Knowledge is a powerful positive tool and helps prevent crime. Sharing information with Police and your neighbours helps build awareness and connects a neighbourhood. Crime prevention is everyone’s business and everyone has the potential to be a key in building a safer neighbourhood.

A Tasmanian Lifeline 

In response to the pandemic the Tasmanian Government worked with Lifeline to establish A Tasmanian Lifeline. This service differs from the 13 11 14 crisis Lifeline as it open to support any Tasmanian who is struggling. You do not need to be in crisis to call.  They are open to all calls and are even happy to hear from people who are isolated and have received some good news but have no one to share the news with.

The staff are paid and range from councillors, social workers, psychologists and workers from other mental health helplines, and are based in Tasmania.  Staff receive regular training, targeted to the needs of the community – for instance: training on volunteered assistance dying due to the introduction of new laws.

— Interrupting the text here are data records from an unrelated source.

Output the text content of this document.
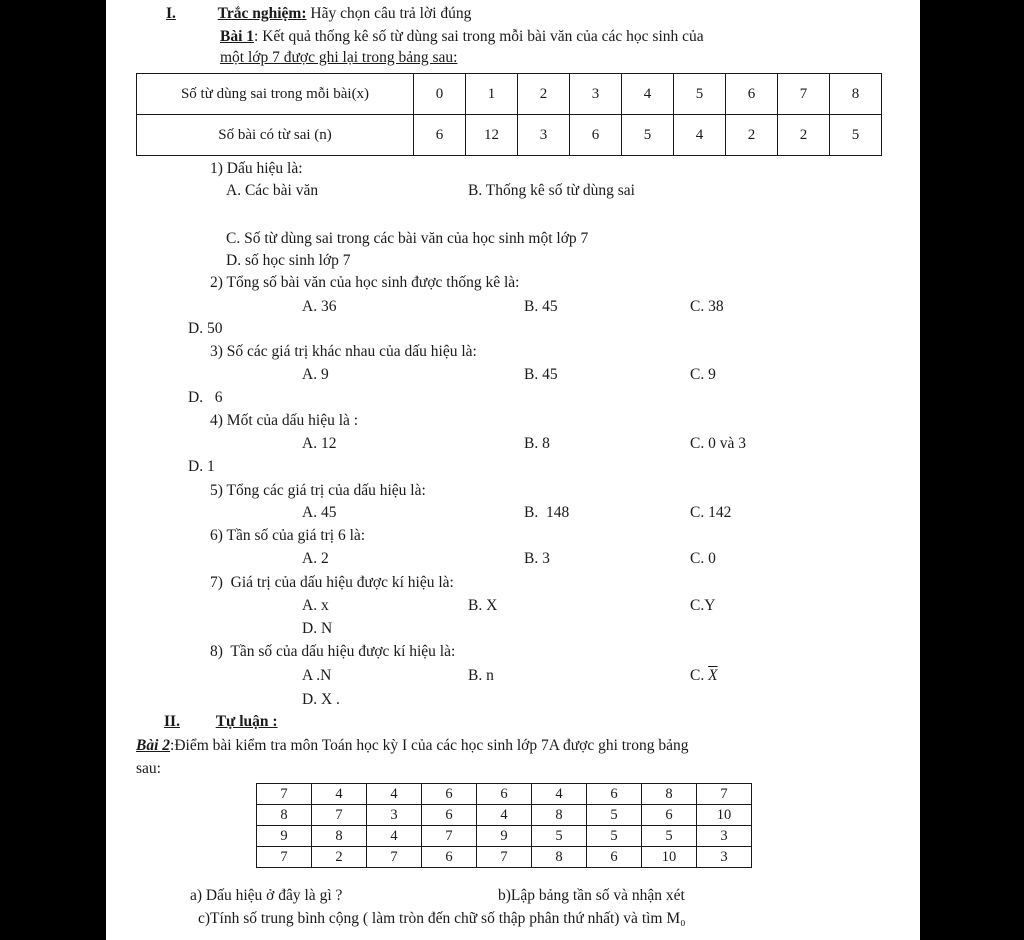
I.	Trắc nghiệm: Hãy chọn câu trả lời đúng
Bài 1: Kết quả thống kê số từ dùng sai trong mỗi bài văn của các học sinh của
một lớp 7 được ghi lại trong bảng sau:
Số từ dùng sai trong mỗi bài(x)	0	1	2	3	4	5	6	7	8
Số bài có từ sai (n)	6	12	3	6	5	4	2	2	5
1) Dấu hiệu là:
A. Các bài văn	B. Thống kê số từ dùng sai
C. Số từ dùng sai trong các bài văn của học sinh một lớp 7
D. số học sinh lớp 7
2) Tổng số bài văn của học sinh được thống kê là:
A. 36	B. 45	C. 38
D. 50
3) Số các giá trị khác nhau của dấu hiệu là:
A. 9	B. 45	C. 9
D.   6
4) Mốt của dấu hiệu là :
A. 12	B. 8	C. 0 và 3
D. 1
5) Tổng các giá trị của dấu hiệu là:
A. 45	B.  148	C. 142
6) Tần số của giá trị 6 là:
A. 2	B. 3	C. 0
7)  Giá trị của dấu hiệu được kí hiệu là:
A. x	B. X	C.Y
D. N
8)  Tần số của dấu hiệu được kí hiệu là:
A .N	B. n	C. $\overline{X}$
D. X .
II. Tự luận :
Bài 2:Điểm bài kiểm tra môn Toán học kỳ I của các học sinh lớp 7A được ghi trong bảng
sau:
7	4	4	6	6	4	6	8	7
8	7	3	6	4	8	5	6	10
9	8	4	7	9	5	5	5	3
7	2	7	6	7	8	6	10	3
a) Dấu hiệu ở đây là gì ?	b)Lập bảng tần số và nhận xét
c)Tính số trung bình cộng ( làm tròn đến chữ số thập phân thứ nhất) và tìm M₀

The service is open 8am – 8pm, 7 days a week, 360 days a year and offers a prompt call-back service. Bookings can be made from their website at:

10 Year Crime Rate

A high-level comparison of crime offences data in Tasmania indicates that between 2011 and 2021 there has been a drop in the number of offences recorded.  Total offences in the 2011 year were 24,489, with 48% of cases being cleared up.  In 2021 the number of cases were 24,089, with a clear-up rate of 51%.  The number of Offences Against Property fell by 16%, and Fraud and similar offences dropped by 28%.

When considering the effect of the pandemic on crime, people often speculate as to the impact on burglaries as homes were being occupied for far more hours each day with more and more people being locked down or working from home. The most relevant pre and post pandemic figures for burglaries lend themselves to an informed assessment: In 2018, Building Burglaries totalled 3,464 with a clear-up rate of 28%.  In 2020, Building Burglaries totalled 3,273 with a clear-up rate of 28%. But in 2021, burglaries totalled only 2,632, with a clear-up rate of 29%.  The most common locations for Building Burglaries in 2021 were residential locations (62%) and retail locations (14%).